As of April, American officials believe that as many as two million Muslims – most of them ethnic Uyghurs, whom the Communist Party has resolved to eliminate – are still suffering in the camps. At their peak, officials believed the concentration camp population to be as many as three million people.
Survivors of the concentration camps say that Chinese officials beat them, tortured them, forced them to learn Mandarin (as opposed to their native Turkic languages) and worship dictator Xi Jinping; raped many of them, and killed others in their presence. Survivors have testified to having their infants killed, being forced into abortions, and forcibly sterilized to hinder the continued existence of their ethnic group.
Human rights groups have also collected evidence indicating that concentration camp victims have been used for organ harvesting, cut open alive without anesthesia so the Chinese government can steal and sell their organs. Some evidence suggests Chinese officials carved the lungs out of some Uyghur prisoners to use in transplants as an experimental measure against the Chinese coronavirus.
The population of the concentration camps has decreased because, extensive reports have shown, China is busing Uyghurs and other ethnic minorities into the factories that majority Han Chinese cannot or will not work in as a result of the pandemic.
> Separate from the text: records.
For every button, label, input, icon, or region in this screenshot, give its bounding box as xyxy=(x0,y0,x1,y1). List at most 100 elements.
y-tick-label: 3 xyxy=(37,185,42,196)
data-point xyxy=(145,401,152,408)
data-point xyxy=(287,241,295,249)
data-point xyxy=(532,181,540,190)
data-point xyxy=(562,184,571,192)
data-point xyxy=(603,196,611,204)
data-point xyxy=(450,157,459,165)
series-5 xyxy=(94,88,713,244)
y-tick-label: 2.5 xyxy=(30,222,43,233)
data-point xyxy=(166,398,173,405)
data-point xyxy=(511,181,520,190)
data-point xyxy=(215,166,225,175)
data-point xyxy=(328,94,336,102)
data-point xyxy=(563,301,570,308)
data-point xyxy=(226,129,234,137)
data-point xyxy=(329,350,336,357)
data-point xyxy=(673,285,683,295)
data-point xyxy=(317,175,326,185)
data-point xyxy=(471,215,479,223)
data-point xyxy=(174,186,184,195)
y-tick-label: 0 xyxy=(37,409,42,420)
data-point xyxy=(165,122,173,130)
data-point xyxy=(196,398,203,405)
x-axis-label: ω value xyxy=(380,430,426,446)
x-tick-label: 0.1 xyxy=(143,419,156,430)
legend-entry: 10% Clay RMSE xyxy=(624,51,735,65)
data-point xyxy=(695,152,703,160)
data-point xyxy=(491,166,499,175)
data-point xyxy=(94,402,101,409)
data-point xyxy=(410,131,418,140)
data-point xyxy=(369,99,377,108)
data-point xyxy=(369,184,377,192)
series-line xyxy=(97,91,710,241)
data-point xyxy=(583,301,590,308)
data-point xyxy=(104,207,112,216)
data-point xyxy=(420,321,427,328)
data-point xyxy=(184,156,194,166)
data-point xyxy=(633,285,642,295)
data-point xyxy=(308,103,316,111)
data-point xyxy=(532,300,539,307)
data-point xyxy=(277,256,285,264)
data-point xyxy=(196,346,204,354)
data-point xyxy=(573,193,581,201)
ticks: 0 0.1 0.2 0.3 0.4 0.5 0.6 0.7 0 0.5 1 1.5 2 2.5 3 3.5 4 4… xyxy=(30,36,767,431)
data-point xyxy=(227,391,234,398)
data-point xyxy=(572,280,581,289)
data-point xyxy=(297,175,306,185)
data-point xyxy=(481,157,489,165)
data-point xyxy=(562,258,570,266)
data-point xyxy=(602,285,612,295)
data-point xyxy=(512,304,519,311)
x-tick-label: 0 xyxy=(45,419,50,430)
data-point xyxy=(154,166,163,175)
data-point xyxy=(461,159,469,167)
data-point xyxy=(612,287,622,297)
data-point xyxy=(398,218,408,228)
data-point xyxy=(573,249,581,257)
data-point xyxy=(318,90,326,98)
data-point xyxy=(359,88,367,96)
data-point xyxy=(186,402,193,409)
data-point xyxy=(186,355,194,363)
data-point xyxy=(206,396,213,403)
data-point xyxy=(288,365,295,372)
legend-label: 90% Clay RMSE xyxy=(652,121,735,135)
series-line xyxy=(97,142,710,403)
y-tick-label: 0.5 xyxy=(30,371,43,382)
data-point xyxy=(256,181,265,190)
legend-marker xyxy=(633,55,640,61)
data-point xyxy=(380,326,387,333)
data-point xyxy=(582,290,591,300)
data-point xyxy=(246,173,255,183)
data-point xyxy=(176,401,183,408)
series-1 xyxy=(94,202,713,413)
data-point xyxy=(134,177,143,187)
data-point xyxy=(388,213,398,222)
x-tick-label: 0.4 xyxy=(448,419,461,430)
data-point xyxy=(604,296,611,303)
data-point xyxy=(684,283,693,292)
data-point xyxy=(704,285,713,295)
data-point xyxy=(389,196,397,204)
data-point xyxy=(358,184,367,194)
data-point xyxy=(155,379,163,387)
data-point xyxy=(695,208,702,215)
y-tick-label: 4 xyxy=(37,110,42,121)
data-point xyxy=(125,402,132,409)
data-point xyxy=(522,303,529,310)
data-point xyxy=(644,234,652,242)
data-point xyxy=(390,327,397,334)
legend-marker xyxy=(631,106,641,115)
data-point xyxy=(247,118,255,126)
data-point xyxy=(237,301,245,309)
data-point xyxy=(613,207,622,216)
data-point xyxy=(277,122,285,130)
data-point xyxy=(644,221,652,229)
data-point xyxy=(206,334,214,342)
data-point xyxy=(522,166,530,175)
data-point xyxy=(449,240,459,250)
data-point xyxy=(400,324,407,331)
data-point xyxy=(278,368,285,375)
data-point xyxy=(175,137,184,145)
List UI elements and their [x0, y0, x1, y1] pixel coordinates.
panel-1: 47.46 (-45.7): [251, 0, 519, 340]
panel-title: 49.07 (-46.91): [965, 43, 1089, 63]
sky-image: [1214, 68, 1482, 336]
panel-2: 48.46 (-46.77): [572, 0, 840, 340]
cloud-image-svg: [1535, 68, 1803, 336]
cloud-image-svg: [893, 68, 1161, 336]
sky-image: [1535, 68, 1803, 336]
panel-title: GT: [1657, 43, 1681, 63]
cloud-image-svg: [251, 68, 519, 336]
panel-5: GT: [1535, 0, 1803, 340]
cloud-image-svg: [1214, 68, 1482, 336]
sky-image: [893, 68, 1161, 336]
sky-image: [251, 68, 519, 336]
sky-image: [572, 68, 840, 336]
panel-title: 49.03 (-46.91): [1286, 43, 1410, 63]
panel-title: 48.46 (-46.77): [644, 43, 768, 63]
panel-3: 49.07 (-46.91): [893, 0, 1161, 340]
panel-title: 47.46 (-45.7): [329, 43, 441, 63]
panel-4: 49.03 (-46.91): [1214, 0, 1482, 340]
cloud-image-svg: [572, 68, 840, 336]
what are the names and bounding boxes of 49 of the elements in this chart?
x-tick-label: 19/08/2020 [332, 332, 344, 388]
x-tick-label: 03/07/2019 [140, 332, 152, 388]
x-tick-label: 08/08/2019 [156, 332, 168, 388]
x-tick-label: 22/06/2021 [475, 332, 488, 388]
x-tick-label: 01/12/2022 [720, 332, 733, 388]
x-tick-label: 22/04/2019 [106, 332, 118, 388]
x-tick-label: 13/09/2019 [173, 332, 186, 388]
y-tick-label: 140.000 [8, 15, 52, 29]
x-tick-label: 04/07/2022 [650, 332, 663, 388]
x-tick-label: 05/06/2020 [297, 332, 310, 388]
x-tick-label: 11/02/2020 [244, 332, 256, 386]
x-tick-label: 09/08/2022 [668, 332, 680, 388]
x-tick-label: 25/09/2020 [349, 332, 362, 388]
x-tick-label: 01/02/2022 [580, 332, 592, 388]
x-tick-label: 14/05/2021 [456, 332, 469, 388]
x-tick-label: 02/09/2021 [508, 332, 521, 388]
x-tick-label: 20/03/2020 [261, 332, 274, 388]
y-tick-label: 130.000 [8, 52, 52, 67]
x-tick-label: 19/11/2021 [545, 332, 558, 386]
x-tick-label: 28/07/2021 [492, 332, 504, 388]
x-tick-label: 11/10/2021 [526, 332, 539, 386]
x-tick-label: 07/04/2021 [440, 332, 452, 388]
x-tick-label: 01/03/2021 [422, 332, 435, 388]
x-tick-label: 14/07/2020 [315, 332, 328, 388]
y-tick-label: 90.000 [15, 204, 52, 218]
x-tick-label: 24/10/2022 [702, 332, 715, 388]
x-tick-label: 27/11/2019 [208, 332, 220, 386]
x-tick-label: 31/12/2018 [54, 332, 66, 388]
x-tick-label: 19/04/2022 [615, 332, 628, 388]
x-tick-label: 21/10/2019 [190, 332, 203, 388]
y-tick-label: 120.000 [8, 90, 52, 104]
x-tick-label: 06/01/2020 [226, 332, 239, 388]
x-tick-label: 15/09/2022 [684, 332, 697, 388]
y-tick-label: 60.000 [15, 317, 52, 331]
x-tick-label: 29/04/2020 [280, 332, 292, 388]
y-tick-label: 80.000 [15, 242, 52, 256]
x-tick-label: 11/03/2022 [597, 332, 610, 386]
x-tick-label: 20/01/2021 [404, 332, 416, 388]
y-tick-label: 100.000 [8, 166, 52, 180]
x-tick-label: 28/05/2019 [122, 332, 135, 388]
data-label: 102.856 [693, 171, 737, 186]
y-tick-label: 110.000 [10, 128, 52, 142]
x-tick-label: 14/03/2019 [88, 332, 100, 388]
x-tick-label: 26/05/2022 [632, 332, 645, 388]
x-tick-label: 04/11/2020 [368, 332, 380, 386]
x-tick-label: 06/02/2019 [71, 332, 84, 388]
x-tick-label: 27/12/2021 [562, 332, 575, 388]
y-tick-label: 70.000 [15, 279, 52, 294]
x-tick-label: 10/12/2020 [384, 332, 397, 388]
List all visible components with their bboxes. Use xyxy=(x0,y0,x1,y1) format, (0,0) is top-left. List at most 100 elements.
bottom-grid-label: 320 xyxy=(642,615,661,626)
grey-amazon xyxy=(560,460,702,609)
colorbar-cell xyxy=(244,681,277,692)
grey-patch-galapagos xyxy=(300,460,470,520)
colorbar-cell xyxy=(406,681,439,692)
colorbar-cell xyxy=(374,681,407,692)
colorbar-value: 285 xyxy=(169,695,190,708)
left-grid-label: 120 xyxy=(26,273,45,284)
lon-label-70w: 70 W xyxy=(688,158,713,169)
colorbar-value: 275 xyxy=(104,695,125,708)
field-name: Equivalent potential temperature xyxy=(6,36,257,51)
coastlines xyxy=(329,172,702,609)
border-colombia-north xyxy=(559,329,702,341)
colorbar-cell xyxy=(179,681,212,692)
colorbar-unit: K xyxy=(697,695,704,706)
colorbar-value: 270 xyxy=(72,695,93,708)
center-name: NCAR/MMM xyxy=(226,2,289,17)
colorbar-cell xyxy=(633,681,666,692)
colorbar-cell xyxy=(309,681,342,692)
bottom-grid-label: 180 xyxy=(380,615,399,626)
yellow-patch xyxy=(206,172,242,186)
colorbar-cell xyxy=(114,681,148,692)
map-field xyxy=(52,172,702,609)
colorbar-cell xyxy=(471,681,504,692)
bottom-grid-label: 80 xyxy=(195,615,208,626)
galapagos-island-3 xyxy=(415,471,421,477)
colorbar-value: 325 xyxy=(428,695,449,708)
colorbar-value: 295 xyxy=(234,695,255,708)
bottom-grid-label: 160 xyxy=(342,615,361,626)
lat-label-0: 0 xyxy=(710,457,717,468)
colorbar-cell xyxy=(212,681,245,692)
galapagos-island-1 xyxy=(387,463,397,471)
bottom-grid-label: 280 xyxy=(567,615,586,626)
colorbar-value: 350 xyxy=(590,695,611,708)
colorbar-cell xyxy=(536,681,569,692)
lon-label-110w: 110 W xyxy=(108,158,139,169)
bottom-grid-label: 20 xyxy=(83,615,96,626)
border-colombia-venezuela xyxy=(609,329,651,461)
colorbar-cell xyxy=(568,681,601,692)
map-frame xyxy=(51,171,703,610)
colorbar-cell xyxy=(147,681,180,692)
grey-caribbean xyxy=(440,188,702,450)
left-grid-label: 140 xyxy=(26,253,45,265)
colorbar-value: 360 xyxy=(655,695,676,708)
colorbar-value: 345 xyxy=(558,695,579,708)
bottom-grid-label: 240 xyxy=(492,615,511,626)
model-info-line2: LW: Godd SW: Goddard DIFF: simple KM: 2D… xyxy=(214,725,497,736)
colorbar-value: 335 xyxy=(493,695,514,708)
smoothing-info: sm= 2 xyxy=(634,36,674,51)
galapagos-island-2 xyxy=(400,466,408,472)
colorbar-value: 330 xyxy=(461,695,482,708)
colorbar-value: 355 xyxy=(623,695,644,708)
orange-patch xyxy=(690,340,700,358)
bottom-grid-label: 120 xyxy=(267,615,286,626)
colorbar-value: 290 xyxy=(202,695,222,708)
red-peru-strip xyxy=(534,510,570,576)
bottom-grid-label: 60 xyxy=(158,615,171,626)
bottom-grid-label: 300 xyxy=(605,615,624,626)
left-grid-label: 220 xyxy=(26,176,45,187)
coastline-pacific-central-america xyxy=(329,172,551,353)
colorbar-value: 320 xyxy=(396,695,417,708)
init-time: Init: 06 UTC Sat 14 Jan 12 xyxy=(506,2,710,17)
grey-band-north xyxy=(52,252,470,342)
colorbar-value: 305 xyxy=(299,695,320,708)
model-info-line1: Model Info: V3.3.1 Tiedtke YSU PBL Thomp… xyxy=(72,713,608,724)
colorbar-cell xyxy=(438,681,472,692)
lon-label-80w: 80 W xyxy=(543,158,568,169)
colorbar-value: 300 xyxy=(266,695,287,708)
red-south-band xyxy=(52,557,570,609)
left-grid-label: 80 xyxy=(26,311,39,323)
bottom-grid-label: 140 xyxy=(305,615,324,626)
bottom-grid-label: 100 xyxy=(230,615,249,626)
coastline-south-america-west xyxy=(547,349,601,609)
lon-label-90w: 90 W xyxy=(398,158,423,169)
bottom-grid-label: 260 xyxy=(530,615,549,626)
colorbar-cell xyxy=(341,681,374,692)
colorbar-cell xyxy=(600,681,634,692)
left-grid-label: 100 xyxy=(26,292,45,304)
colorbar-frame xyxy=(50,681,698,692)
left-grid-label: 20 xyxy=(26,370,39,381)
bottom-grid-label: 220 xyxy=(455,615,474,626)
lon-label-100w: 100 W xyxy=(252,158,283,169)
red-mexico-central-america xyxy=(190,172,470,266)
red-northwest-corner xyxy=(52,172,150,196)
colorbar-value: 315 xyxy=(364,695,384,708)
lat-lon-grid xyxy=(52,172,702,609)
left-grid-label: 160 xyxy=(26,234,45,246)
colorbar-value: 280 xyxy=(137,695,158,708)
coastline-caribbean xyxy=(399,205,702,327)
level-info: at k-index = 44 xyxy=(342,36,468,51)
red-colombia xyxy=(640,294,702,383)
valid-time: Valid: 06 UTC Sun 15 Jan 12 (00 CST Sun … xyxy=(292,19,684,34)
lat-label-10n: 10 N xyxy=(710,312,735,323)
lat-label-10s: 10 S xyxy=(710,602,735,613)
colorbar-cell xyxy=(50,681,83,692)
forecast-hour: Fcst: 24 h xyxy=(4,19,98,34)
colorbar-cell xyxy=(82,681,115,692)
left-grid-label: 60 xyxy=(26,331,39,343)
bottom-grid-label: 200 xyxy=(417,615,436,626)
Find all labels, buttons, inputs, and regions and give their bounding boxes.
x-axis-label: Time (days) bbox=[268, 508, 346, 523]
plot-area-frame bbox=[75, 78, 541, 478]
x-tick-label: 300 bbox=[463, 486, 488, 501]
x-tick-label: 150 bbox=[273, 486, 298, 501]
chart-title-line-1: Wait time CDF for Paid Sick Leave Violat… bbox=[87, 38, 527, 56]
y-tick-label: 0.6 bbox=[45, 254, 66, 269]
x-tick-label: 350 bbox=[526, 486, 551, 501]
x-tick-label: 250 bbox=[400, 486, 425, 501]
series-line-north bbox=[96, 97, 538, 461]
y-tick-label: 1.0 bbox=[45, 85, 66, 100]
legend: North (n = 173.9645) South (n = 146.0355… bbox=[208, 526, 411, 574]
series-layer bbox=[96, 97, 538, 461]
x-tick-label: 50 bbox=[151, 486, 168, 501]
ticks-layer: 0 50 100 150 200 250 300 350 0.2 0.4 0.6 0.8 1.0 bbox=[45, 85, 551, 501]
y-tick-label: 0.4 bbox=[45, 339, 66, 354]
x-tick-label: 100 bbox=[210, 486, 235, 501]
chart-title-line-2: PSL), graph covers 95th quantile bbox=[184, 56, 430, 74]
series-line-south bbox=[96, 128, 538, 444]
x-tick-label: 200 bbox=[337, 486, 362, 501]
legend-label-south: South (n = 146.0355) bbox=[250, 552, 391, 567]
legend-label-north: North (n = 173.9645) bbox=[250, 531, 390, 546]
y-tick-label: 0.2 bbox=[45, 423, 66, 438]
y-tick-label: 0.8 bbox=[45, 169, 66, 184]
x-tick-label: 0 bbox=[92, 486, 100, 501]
China itself has admitted this, calling the camps “vocational training centers” and the newly minted slaves its “graduates.” Among the companies known to be using Uyghur slave labor are Nintendo, BMW, Nike, Apple, and other high-profile international brands.
The Han supremacist Chinese Communist Party is also currently under fire for allowing the southern city of Guangzhou to impose discriminatory policies against black people. Guangzhou is home to one of the nation’s largest immigrant populations from Africa, a result of China’s predatory Belt and Road Initiative (BRI).
In April, video reports began surfacing of Han Chinese landlords evicting African and other black tenants, despite the fact that they had the ability to pay their rents and had not violated the terms of their lease. Hotels in the city also banned black customers, resulting in large numbers of African people sleeping on the streets during a pandemic-related lockdown.
Restaurants, including American outposts like McDonald’s, posted signs stating that black people were not allowed on the premises. Africans complained that, when not evicted, they were placed on house arrest, “quarantined” even when testing negative for coronavirus and not having any recent travel history.
In response to criticism of the government’s racist policies, Chinese state-run media outlets suggested the affected Africans “readjust their way of thinking.”